Jeune Afrique : Quels sont les freins encore existants à la diversification des exportations africaines ?

Habiba Ben Barka : On peut citer le manque de connexions entre les différents secteurs économiques, le manque d’accès aux financements, le manque de politiques publiques adéquates, de même que des capacités de productions réduites. Dans le rapport, notre analyse nous a également permis de démontrer qu’une meilleure utilisation des services permettrait d’ajouter de la valeur à leurs produits pour les rendre plus compétitifs. Toutes les chaînes de valeur sont à revoir pour transformer les infrastructures, augmenter les capacités de production, développer la formation pour recruter la main-d’œuvre qui permettra la création de produits intermédiaires.

Au cours de la période étudiée, certains pays africains ont pu diversifier leurs exportations mais seul neuf ont pu réduire la concentration de leurs exportations. L’augmentation du nombre de produits exportés ne signifie pas nécessairement qu’il y a eu diversification vers des produits de plus grande valeur, plus sophistiqués, indiquant un changement structurel et des capacités de production plus élevées.

Avec quels types de services à forte valeur ajoutée l’Afrique pourrait-elle devenir plus compétitive ?

Selon la classification de l’Organisation mondiale du commerce (OMC), il y a deux types de services, ceux des secteurs traditionnels comme ceux des transports ou du tourisme, et les services à haute valeur ajoutée, les prestations intellectuelles. Malheureusement, en Afrique, on produit peu ce deuxième type de service. L’offre de services à 80 % reste dominée par le secteur traditionnel.

LA FINTECH PEUT AMÉLIORER LES CANAUX DE CRÉDIT TRADITIONNELS ET AIDER À COMBLER L’ÉNORME DÉFICIT DE FINANCEMENT

Dans notre rapport, nous mettons donc l’accent sur le besoin de diversifier les exportations vers des produits plus sophistiqués, à plus haute valeur ajoutée et donc plus compétitifs autant sur le marché continental que global.
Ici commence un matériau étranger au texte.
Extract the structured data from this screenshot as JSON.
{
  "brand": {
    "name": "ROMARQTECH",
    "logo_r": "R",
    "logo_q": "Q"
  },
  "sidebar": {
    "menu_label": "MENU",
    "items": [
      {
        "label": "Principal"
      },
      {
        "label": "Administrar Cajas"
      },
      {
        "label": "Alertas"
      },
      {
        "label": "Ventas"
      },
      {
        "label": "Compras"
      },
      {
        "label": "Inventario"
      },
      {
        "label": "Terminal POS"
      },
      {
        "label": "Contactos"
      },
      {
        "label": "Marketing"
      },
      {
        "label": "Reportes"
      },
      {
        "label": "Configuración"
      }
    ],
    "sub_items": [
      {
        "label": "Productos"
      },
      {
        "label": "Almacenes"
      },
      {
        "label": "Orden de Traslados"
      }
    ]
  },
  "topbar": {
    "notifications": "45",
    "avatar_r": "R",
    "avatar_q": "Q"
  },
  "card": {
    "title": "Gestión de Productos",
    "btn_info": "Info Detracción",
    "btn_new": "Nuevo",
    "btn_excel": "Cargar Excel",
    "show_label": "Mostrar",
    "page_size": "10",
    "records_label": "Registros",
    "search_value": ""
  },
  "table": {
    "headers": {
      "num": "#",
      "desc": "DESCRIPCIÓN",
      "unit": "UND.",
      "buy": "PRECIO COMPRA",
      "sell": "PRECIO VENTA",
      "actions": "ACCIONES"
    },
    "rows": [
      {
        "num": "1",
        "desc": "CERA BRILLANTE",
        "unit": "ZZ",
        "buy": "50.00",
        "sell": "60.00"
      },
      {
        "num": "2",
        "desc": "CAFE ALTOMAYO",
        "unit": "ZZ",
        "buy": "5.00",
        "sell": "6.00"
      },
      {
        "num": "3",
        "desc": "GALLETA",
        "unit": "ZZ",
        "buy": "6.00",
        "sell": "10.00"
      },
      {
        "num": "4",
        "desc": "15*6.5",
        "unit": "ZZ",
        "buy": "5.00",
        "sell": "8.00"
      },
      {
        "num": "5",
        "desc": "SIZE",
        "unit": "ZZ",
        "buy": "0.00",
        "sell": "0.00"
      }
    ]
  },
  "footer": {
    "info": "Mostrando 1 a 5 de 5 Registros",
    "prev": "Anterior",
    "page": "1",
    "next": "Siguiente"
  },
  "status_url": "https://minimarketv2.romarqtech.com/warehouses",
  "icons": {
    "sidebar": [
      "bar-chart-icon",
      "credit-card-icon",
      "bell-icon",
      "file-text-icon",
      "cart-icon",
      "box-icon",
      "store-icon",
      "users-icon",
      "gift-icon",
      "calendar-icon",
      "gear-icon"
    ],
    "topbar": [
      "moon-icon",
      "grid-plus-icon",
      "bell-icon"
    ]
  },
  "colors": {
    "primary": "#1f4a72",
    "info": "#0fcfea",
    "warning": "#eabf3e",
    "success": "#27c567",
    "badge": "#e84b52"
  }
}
La contribution des services dans la sophistication des produits, la digitalisation des processus de transformation peut efficacement contribuer à la compétitivité des entreprises tournées vers l’exportation. Par exemple, en fournissant des services aux entreprises, les technologies de l’information et des communications (TIC) facilitent leur accès à de nouveaux marchés avec des produits nouveaux ou existants.

Ces deux dernières années, les entrepreneurs ont dû s’adapter pour faire face aux mesures restrictives de circulation et les confinements liés à la pandémie. Le secteur de la fintech a explosé sur le continent, notamment dans le mobile money. En conséquence, pour bénéficier de ces changements et capter des financements, les PME africaines doivent investir dans ces nouvelles technologies.

Concernant les financements, vous rappelez que l’Afrique aurait besoin de 416 milliards de dollars d’investissements. De quelle manière devrait être répartie cette somme ?

En Afrique, les PME représentent environ 90 % des entreprises et emploient environ 60 % de la main-d’œuvre. Cela représente 50 millions de PME formelles qui ont un besoin de combler un déficit de financement de 416 milliards de dollars chaque année, selon IFC (Société financière internationale).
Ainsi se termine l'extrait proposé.